Must have’s for a man’s closet

Q. I have enjoyed reading your articles in the Arkansas Democrat Gazette for a long time. After retiring as owner of a general contracting firm, we recently downsized, and during the move we purged our clothes as well. Everything was out of style and didn’t fit. I am replacing all of my suits and sport coats and slacks. (I’m Old School in that I often still wear a tie.) I’ve started with a nice dark Italian-made blue blazer and gray wool-blend slacks. What should my next purchase be? A second pair of different colored slacks, another blazer, a suit, etc.

A. Good for you! Too many retired men hang onto their old outdated, and ill-fitting, clothes instead of updating. I can definitely provide some advice. While everyone’s core wardrobe is a little different (especially as to degree of formality, price, and where you are in life’s cycle); many of the basics are the same.

Several years ago, when I wrote my book, “Dress for Excellence,” a man’s wardrobe was much more formal than today. The emphasis was on dressier clothes; men regularly wore suits. While today’s suit-wearing occasions are far fewer, that does not mean that suits are no longer important in a man’s wardrobe. Suits, blazers, and sports jackets all make a statement about your background, how current you are, and how much respect you have for the specific event you are attending.  

Since, in today’s casual dress culture, every man needs a good navy blue blazer for many occasions, you have begun well.

But men still wear suits for all manner of events: when attending an important meeting, for a wedding, or a funeral, when lawyers (and their clients) appear in court, etc. The question is not, “Do I ever need to wear a suit?” but rather, as you have asked, “What should a man buy, and in what order, for a basic wardrobe?”    

The garments in a man’s closet should be selected in their order of importance and versatility. You would do well to follow this formula.

First suit – Normally, I recommend that a man’s first suit should be a solid navy. But, since the one item you already own is a navy blue blazer, I suggest you begin with what is usually my second suit choice, a solid gray. Select one that is dark, well-tailored, and lightweight wool.

Second suit – Your second choice could well be that most versatile and most flattering suit, a solid dark blue wool. Do not rush into these purchases; always buy fewer and buy better.

Third choice – For your next purchase, I would switch from suits and go with a second blazer/sports jacket, perhaps a country tweed, a hounds-tooth check, a windowpane plaid, or a dressier ivory-colored silk/wool blend.

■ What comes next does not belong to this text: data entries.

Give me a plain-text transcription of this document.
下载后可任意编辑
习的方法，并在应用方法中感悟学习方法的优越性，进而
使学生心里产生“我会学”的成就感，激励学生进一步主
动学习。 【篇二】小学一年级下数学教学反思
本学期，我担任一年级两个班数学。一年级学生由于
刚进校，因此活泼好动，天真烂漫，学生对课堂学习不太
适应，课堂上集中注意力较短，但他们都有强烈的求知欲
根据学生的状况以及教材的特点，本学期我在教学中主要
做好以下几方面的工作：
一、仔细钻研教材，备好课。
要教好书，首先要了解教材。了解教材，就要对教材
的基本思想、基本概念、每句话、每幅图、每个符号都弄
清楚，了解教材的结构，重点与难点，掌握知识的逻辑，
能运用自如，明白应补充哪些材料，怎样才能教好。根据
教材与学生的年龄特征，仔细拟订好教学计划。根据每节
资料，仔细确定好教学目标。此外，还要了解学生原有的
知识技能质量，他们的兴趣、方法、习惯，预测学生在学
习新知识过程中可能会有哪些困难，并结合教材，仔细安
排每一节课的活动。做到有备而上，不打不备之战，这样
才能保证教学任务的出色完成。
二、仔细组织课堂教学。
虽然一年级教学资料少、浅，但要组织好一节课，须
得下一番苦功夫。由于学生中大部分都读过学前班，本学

Fourth choice – Depending upon your own preference, as a welcome change of pace, consider either another solid-color blazer, such as a pastel, or perhaps choose a more casual suit in a seasonal khaki cotton poplin or a muted medium-blue pattern, such as a tick-weave or a nail-head (which both appear from a few feet away to be a solid and can be treated as such when coordinating with shirts and ties), or maybe choose a glen plaid. Before you say you would never wear a plaid suit, be sure you know exactly what a glen plaid is. A true glen plaid is a quiet pattern. Fine European tailors call the pattern Prince of Wales. Select one in subtle, muted colors; avoid any that are strident or demand attention.

Pants – Yes, a well-dressed retired man’s closet does need several pairs of “odd” trousers that coordinate, or contrast, nicely with your jackets’ colors. These could include charcoal gray, khaki, olive, a colorful twill, and even a pair with small preppy/Ivy League nautical flags.    

More casual items – Don’t forget to find a few good-looking cotton striped or plaid button-down shirts that you can wear with a solid-color dark knit tie or open-at-the-neck with chinos. As to jeans, well, that’s up to you.